O abismo criado entre os indivíduos na sociabilidade burguesa, que passam a se ver como seres sem sincronia, em constante luta pela evidência diante do olhar dos "de cima", é estratégia de pulverização da experiência humana. É preciso que ninguém veja horizonte algum, que seja improvável pressentir vestígios de solidariedade ou compaixão entre os que dividem uma mesma realidade. Confinados em espaços físicos e sufocados por espíritos indiferentes, os "loucos" passam à "normalidade", impotentes e submissos, em que as frações de classe social mais destacadas lhes asseguram sobrevivência e garantem pão, circo e, mais do que nunca, distopias melancólicas - em cujo atual cenário desértico da política institucional rebentos mimados ditam as ordens do pelotão e destroçam as esperanças do caminho democrático.

Numa operação de um grupo de combate ao crime organizado, órgão do Ministério Público do Paraná, dias atrás, em Londrina, foi encontrada, no interior de um livro arruinado de medicina, uma arma de fogo, junto a um verdadeiro arsenal de guerra. Em vez das palavras que curam, objetos que matam. No lugar de obras e ideias dedicadas ao bem-estar do humano, metralhadoras, ilegalidade e vergonha. O drama da "descoberta" é que ela se deu sob domínio de quem deveria cuidar das pessoas, numa instituição hospitalar que promete atender usuários do sistema público de saúde. A arma escondida dentro do livro é imagem representativa de um tempo de diálogos suspensos e "desdemocratização" das relações sociais.

"Desdemocratizar" talvez seja um verbo neologista. Exprime uma preocupação com a disseminação de antivalores de força bruta como mediadores da convivência. Entre pais e filhos, cônjuges, professores e alunos, médicos e pacientes, a palavra perdeu lugar para a intolerância e o olhar de atenção foi vencido pela pressa que o tempo impõe, pelo dinheiro que cobra exclusividade, pelo egoísmo que condecora a desumanização. Desdemocratizar e desumanizar são verbos siameses e perpetuam o elitismo predatório dos donos do mundo, que se escondem atrás da fachada de "homens de bem" e, na verdade, preferem armas a livros, violência física a palavras de paz, mentira e ódio a verdade e amor.
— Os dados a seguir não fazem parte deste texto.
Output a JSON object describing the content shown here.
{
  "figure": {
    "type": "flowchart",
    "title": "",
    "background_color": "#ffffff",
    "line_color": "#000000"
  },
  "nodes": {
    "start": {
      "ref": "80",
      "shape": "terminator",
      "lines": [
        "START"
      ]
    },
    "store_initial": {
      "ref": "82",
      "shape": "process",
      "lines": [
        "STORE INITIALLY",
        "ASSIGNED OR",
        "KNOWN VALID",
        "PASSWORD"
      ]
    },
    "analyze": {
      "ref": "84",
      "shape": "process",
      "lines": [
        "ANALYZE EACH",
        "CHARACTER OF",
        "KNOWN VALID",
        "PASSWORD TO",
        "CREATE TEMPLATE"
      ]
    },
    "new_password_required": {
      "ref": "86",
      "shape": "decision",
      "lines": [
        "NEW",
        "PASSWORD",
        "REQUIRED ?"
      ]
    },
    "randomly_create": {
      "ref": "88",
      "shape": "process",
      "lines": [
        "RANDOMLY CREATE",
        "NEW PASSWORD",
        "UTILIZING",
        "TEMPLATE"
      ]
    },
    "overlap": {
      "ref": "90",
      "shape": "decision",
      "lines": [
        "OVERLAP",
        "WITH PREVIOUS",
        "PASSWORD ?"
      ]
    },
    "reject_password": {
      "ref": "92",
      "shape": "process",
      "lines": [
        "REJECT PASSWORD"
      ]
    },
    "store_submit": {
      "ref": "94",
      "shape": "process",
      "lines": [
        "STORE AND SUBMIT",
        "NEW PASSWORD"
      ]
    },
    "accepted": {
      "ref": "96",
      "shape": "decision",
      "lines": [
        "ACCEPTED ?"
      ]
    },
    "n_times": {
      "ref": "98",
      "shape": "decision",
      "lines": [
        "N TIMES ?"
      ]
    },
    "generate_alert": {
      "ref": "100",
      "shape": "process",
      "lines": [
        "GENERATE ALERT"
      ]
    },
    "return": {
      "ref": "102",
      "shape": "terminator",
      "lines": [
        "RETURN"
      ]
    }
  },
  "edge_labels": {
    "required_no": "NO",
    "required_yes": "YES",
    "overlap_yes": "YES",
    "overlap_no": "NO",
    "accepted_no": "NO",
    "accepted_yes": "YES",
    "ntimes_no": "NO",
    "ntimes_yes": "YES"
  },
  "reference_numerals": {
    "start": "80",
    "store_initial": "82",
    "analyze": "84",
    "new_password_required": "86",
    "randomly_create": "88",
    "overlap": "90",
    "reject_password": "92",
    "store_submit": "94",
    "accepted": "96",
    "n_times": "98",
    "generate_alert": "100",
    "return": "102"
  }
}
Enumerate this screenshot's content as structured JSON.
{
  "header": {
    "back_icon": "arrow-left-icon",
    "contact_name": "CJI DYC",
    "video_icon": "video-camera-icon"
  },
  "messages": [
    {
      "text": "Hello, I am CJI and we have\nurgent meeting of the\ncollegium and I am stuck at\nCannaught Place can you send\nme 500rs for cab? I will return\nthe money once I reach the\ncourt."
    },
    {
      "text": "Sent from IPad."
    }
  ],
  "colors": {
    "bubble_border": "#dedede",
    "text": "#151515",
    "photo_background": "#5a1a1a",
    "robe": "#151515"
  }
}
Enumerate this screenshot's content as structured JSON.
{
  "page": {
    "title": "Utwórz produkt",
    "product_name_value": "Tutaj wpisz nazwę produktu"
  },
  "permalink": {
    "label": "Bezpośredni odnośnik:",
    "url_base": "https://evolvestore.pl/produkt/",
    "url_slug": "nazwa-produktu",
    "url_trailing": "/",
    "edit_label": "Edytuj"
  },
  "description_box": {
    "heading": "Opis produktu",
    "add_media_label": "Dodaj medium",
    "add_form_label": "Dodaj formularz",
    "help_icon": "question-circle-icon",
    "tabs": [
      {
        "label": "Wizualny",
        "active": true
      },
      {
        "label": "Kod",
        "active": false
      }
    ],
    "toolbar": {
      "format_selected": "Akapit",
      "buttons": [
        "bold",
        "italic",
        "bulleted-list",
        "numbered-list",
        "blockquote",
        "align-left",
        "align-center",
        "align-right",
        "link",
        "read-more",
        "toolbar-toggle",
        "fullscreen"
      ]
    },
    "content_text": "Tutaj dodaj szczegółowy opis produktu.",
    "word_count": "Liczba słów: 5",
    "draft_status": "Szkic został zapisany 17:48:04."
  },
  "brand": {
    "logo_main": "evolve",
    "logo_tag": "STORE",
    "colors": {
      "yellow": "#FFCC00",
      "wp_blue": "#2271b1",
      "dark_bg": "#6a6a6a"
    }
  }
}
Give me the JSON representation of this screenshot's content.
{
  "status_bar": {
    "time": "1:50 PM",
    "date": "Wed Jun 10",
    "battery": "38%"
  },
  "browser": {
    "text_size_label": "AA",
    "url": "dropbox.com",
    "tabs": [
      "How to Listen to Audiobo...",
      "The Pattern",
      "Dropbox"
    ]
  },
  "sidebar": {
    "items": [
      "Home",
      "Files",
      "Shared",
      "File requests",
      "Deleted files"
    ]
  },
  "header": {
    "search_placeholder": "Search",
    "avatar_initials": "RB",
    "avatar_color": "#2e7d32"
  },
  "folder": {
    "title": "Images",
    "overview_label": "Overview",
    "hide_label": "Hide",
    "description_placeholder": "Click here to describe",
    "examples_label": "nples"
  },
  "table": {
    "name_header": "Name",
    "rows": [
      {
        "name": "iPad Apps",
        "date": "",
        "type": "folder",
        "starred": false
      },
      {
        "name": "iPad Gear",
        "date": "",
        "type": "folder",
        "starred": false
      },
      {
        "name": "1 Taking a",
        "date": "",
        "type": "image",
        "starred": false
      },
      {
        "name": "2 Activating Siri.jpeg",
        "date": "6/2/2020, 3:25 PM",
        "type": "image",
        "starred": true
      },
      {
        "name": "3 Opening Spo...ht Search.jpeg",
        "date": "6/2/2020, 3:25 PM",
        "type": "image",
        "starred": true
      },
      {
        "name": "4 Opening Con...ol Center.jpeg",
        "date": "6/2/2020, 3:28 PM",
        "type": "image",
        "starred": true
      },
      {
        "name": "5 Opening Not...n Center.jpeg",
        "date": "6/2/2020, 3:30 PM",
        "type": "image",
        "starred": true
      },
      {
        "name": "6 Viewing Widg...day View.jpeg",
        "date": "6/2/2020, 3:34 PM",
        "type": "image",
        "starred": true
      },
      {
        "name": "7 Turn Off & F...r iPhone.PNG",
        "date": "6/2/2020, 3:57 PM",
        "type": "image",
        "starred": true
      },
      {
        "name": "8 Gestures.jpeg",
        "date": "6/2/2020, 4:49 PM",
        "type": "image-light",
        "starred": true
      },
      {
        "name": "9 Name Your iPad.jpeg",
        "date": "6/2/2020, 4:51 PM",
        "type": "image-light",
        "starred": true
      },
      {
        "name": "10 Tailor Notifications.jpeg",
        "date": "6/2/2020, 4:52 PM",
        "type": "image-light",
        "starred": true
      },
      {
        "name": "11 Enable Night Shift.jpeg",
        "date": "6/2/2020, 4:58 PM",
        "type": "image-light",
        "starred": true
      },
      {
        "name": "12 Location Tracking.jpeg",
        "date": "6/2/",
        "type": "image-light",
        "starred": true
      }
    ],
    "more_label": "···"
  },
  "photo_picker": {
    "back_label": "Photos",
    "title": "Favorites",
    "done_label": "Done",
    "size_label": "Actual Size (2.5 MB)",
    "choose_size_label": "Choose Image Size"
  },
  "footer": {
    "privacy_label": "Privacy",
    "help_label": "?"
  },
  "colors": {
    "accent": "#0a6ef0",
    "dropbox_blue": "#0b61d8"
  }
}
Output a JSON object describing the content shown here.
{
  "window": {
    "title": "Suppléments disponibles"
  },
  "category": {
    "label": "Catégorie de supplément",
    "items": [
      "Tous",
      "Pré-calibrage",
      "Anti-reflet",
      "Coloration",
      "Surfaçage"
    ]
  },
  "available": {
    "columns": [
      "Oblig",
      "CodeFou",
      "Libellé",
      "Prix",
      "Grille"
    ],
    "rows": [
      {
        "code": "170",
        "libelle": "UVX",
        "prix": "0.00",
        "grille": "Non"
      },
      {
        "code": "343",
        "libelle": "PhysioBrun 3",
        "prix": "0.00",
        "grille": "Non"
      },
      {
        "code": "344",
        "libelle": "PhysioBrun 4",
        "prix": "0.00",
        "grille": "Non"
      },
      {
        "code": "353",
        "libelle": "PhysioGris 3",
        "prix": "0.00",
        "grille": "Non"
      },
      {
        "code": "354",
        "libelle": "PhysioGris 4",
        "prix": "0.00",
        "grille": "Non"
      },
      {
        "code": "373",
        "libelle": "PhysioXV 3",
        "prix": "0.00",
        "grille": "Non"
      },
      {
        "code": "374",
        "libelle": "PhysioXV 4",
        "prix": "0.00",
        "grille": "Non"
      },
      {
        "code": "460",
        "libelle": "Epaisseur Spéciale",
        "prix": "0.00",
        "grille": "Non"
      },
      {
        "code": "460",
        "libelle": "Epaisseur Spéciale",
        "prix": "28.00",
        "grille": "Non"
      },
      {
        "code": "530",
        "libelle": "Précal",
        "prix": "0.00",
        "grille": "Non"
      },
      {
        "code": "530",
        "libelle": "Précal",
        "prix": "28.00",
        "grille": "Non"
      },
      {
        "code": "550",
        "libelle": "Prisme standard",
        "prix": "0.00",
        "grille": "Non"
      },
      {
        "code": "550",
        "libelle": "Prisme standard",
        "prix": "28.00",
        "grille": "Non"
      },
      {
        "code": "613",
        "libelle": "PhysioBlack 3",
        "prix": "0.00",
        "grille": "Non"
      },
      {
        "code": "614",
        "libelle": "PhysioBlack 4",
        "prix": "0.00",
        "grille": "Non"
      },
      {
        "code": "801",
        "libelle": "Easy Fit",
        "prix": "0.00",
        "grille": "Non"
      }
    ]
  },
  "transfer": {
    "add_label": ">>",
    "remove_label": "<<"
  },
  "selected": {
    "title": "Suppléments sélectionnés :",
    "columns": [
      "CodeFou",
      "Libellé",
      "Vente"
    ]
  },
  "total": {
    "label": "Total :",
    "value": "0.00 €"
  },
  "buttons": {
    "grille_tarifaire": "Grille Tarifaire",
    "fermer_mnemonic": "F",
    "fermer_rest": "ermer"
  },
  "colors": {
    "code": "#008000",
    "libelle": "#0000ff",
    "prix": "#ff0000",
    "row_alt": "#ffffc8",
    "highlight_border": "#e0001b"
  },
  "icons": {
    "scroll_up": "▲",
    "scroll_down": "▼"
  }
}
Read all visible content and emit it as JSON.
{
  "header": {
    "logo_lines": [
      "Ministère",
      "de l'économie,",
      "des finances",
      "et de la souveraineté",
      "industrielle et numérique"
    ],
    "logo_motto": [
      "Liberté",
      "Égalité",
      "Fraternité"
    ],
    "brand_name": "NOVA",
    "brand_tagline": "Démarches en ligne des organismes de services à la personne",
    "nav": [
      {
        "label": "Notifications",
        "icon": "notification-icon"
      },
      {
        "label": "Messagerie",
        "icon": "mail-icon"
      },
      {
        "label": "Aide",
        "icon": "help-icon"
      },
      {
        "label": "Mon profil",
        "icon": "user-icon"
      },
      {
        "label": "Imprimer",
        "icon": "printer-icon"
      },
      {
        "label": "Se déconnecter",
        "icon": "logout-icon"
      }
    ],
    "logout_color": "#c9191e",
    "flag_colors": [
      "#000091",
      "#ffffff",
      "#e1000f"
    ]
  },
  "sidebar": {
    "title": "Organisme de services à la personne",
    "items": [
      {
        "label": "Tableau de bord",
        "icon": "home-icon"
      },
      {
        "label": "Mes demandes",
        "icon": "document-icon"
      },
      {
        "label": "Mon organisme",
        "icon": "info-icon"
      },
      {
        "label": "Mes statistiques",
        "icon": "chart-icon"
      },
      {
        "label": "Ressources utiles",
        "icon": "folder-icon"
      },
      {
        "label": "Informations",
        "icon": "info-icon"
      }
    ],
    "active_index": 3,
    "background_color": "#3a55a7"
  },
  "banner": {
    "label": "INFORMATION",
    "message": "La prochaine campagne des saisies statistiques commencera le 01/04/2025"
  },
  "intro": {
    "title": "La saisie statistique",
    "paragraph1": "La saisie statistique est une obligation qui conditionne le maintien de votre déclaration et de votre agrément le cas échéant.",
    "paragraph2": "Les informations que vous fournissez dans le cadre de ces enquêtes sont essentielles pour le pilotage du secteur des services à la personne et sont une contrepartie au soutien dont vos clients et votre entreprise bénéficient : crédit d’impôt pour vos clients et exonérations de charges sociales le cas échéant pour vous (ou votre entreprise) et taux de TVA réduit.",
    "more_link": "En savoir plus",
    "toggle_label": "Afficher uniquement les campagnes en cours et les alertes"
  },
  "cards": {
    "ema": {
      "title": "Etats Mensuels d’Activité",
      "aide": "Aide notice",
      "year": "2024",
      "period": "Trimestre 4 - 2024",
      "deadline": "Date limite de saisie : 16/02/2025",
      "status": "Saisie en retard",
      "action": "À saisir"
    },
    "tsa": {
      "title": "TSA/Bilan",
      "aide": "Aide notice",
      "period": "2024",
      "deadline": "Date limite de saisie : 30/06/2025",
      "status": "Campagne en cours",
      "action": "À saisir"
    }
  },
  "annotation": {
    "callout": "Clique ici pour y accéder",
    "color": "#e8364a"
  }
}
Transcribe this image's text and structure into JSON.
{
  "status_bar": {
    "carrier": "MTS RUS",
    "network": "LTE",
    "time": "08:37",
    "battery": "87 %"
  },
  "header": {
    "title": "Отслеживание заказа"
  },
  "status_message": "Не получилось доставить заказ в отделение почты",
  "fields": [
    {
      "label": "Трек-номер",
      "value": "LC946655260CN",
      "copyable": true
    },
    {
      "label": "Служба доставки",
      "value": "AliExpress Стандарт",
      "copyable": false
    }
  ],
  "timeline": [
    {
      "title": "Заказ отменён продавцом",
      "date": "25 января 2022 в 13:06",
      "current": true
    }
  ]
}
O desejo de impingir aos outros a forma correta de viver é hábito antigo em relações hierarquizadas. Deuses, reis e humanos diferenciados pelo status sentem-se à vontade para criminalizar de tudo um pouco, desde tamanho de decotes até posicionamentos ideológicos. Fora do determinado pelos indivíduos das classes que têm poder - muitos deles apostando falar em nome do divino ou do incontestável -, nada é válido, nada deve merecer aplausos ou apoio. No limite, a morte súbita e suspeita sobrevém e se justifica como castigo: quem mandou desrespeitar a "ordem natural das coisas"?

A inversão de valores não é, de modo algum, o questionamento da ordem. Não são os "loucos" que ameaçam a aventura humana neste mundo. A extinção, se houver, ocorrerá quando as estratégias de convivência forem todas encerradas em nome do "salve-se quem puder"; quando armas rasgarem todos os livros para matar ideias e controlar corpos e acuar a utopia do coração. Valores invertidos são, em essência, sonhos impedidos.

Marco A. Rossi é sociólogo e professor da UEL - [email protected]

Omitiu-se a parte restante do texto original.